Pour le Maroc et les économies africaines, ces enseignements posent un cadre clair. L’adoption de l’intelligence artificielle progresse, mais les dispositifs de sécurisation des parcours restent limités. Cette situation expose une partie des collaborateurs à des effets plus marqués que dans les économies disposant de systèmes de reconversion plus développés.
Les secteurs les plus exposés sont identifiés : services administratifs, centres d’appels, traitement de données. Leur transformation impose une anticipation des besoins en compétences. L’enjeu ne consiste pas à multiplier les formations, mais à les aligner sur les évolutions réelles du marché.
Les entreprises disposent d’un levier direct. Leur capacité à organiser la montée en compétences interne conditionne l’impact social de l’automatisation.

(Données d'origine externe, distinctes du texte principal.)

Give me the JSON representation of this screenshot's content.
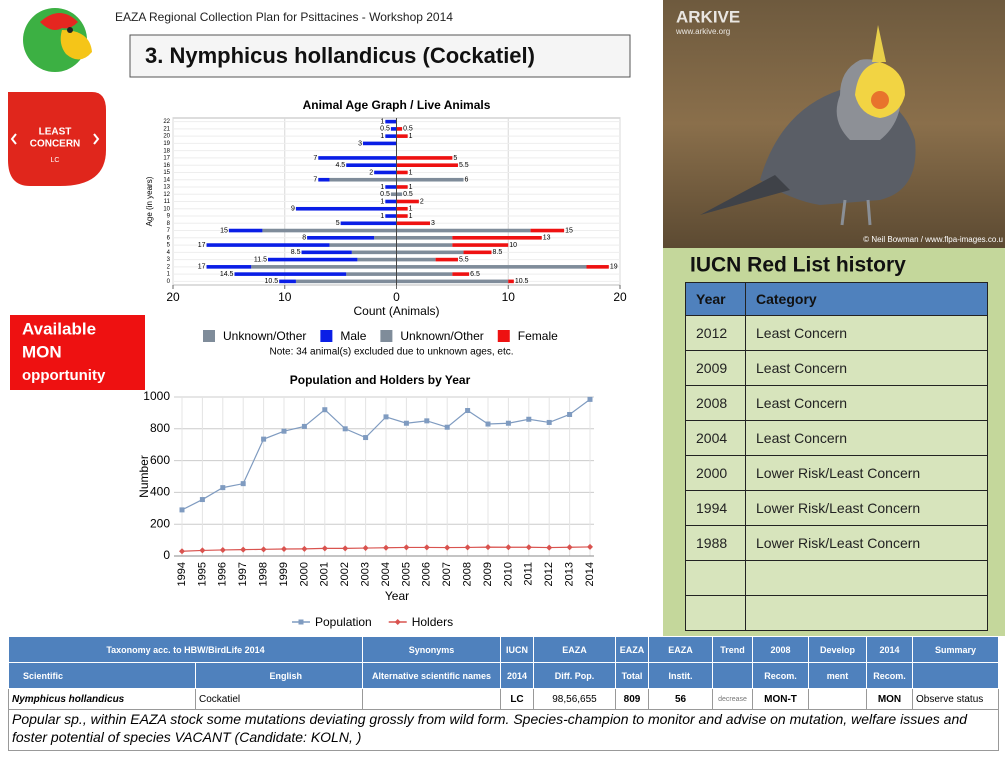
{
  "header": {
    "workshop": "EAZA Regional Collection Plan for Psittacines - Workshop 2014",
    "title": "3. Nymphicus hollandicus (Cockatiel)",
    "badge_lines": [
      "LEAST",
      "CONCERN"
    ],
    "badge_code": "LC",
    "opportunity_lines": [
      "Available",
      "MON",
      "opportunity"
    ]
  },
  "photo": {
    "brand": "ARKIVE",
    "url": "www.arkive.org",
    "credit": "© Neil Bowman / www.flpa-images.co.u"
  },
  "chart_data": [
    {
      "type": "pyramid",
      "title": "Animal Age Graph / Live Animals",
      "xlabel": "Count (Animals)",
      "ylabel": "Age (in years)",
      "note": "Note: 34 animal(s) excluded due to unknown ages, etc.",
      "categories": [
        "0",
        "1",
        "2",
        "3",
        "4",
        "5",
        "6",
        "7",
        "8",
        "9",
        "10",
        "11",
        "12",
        "13",
        "14",
        "15",
        "16",
        "17",
        "18",
        "19",
        "20",
        "21",
        "22"
      ],
      "series": [
        {
          "name": "Unknown/Other",
          "color": "#7f8c9a",
          "side": "left",
          "values": [
            9,
            4.5,
            13,
            3.5,
            4,
            6,
            2,
            12,
            0,
            0,
            0,
            0,
            0.5,
            0,
            6,
            0,
            0,
            0,
            0,
            0,
            0,
            0,
            0
          ]
        },
        {
          "name": "Male",
          "color": "#0a1ee6",
          "side": "left",
          "values": [
            1.5,
            10,
            4,
            8,
            4.5,
            11,
            6,
            3,
            5,
            1,
            9,
            1,
            0,
            1,
            1,
            2,
            4.5,
            7,
            0,
            3,
            1,
            0.5,
            1
          ]
        },
        {
          "name": "Unknown/Other",
          "color": "#7f8c9a",
          "side": "right",
          "values": [
            10,
            5,
            17,
            3.5,
            6,
            5,
            5,
            12,
            0,
            0,
            0,
            0,
            0.5,
            0,
            6,
            0,
            0,
            0,
            0,
            0,
            0,
            0,
            0
          ]
        },
        {
          "name": "Female",
          "color": "#ee1111",
          "side": "right",
          "values": [
            0.5,
            1.5,
            2,
            2,
            2.5,
            5,
            8,
            3,
            3,
            1,
            1,
            2,
            0,
            1,
            0,
            1,
            5.5,
            5,
            0,
            0,
            1,
            0.5,
            0
          ]
        }
      ],
      "left_labels": [
        "10.5",
        "14.5",
        "17",
        "11.5",
        "8.5",
        "17",
        "8",
        "15",
        "5",
        "1",
        "9",
        "1",
        "0.5",
        "1",
        "7",
        "2",
        "4.5",
        "7",
        null,
        "3",
        "1",
        "0.5",
        "1"
      ],
      "right_labels": [
        "10.5",
        "6.5",
        "19",
        "5.5",
        "8.5",
        "10",
        "13",
        "15",
        "3",
        "1",
        "1",
        "2",
        "0.5",
        "1",
        "6",
        "1",
        "5.5",
        "5",
        null,
        null,
        "1",
        "0.5",
        null
      ],
      "xlim": [
        -20,
        20
      ],
      "xticks": [
        {
          "value": -20,
          "label": "20"
        },
        {
          "value": -10,
          "label": "10"
        },
        0,
        10,
        20
      ],
      "grid": true
    },
    {
      "type": "line",
      "title": "Population and Holders by Year",
      "xlabel": "Year",
      "ylabel": "Number",
      "categories": [
        "1994",
        "1995",
        "1996",
        "1997",
        "1998",
        "1999",
        "2000",
        "2001",
        "2002",
        "2003",
        "2004",
        "2005",
        "2006",
        "2007",
        "2008",
        "2009",
        "2010",
        "2011",
        "2012",
        "2013",
        "2014"
      ],
      "series": [
        {
          "name": "Population",
          "color": "#7f9bc0",
          "marker": "square",
          "values": [
            290,
            355,
            430,
            455,
            735,
            785,
            815,
            920,
            800,
            745,
            875,
            835,
            850,
            810,
            915,
            830,
            835,
            860,
            840,
            890,
            985
          ]
        },
        {
          "name": "Holders",
          "color": "#d9534f",
          "marker": "diamond",
          "values": [
            30,
            35,
            38,
            40,
            42,
            44,
            45,
            48,
            48,
            50,
            52,
            54,
            54,
            53,
            54,
            56,
            55,
            55,
            53,
            55,
            57
          ]
        }
      ],
      "ylim": [
        0,
        1000
      ],
      "yticks": [
        0,
        200,
        400,
        600,
        800,
        1000
      ],
      "grid": true,
      "legend": "bottom"
    }
  ],
  "iucn": {
    "title": "IUCN Red List history",
    "columns": [
      "Year",
      "Category"
    ],
    "rows": [
      [
        "2012",
        "Least Concern"
      ],
      [
        "2009",
        "Least Concern"
      ],
      [
        "2008",
        "Least Concern"
      ],
      [
        "2004",
        "Least Concern"
      ],
      [
        "2000",
        "Lower Risk/Least Concern"
      ],
      [
        "1994",
        "Lower Risk/Least Concern"
      ],
      [
        "1988",
        "Lower Risk/Least Concern"
      ]
    ]
  },
  "table": {
    "header_top": [
      "Taxonomy acc. to HBW/BirdLife 2014",
      "Synonyms",
      "IUCN",
      "EAZA",
      "EAZA",
      "EAZA",
      "Trend",
      "2008",
      "Develop",
      "2014",
      "Summary"
    ],
    "header_bottom": [
      "Scientific",
      "English",
      "Alternative scientific names",
      "2014",
      "Diff. Pop.",
      "Total",
      "Instit.",
      null,
      "Recom.",
      "ment",
      "Recom.",
      null
    ],
    "row": [
      "Nymphicus hollandicus",
      "Cockatiel",
      null,
      "LC",
      "98,56,655",
      "809",
      "56",
      "decrease",
      "MON-T",
      null,
      "MON",
      "Observe status"
    ],
    "note": "Popular sp., within EAZA stock some mutations deviating grossly from wild form. Species-champion to monitor and advise on mutation, welfare issues and foster potential of species VACANT (Candidate: KOLN, )"
  }
}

Les politiques publiques, de leur côté, doivent réduire les délais de transition et élargir l’accès à la formation.
Les données analysées par Goldman Sachs montrent que la transformation technologique ne détruit pas seulement des emplois. Elle redessine les trajectoires professionnelles sur une décennie, en installant une pression durable sur les salaires et la stabilité. Pour les décideurs, l’enjeu consiste désormais à anticiper ces effets plutôt qu’à les corriger une fois installés.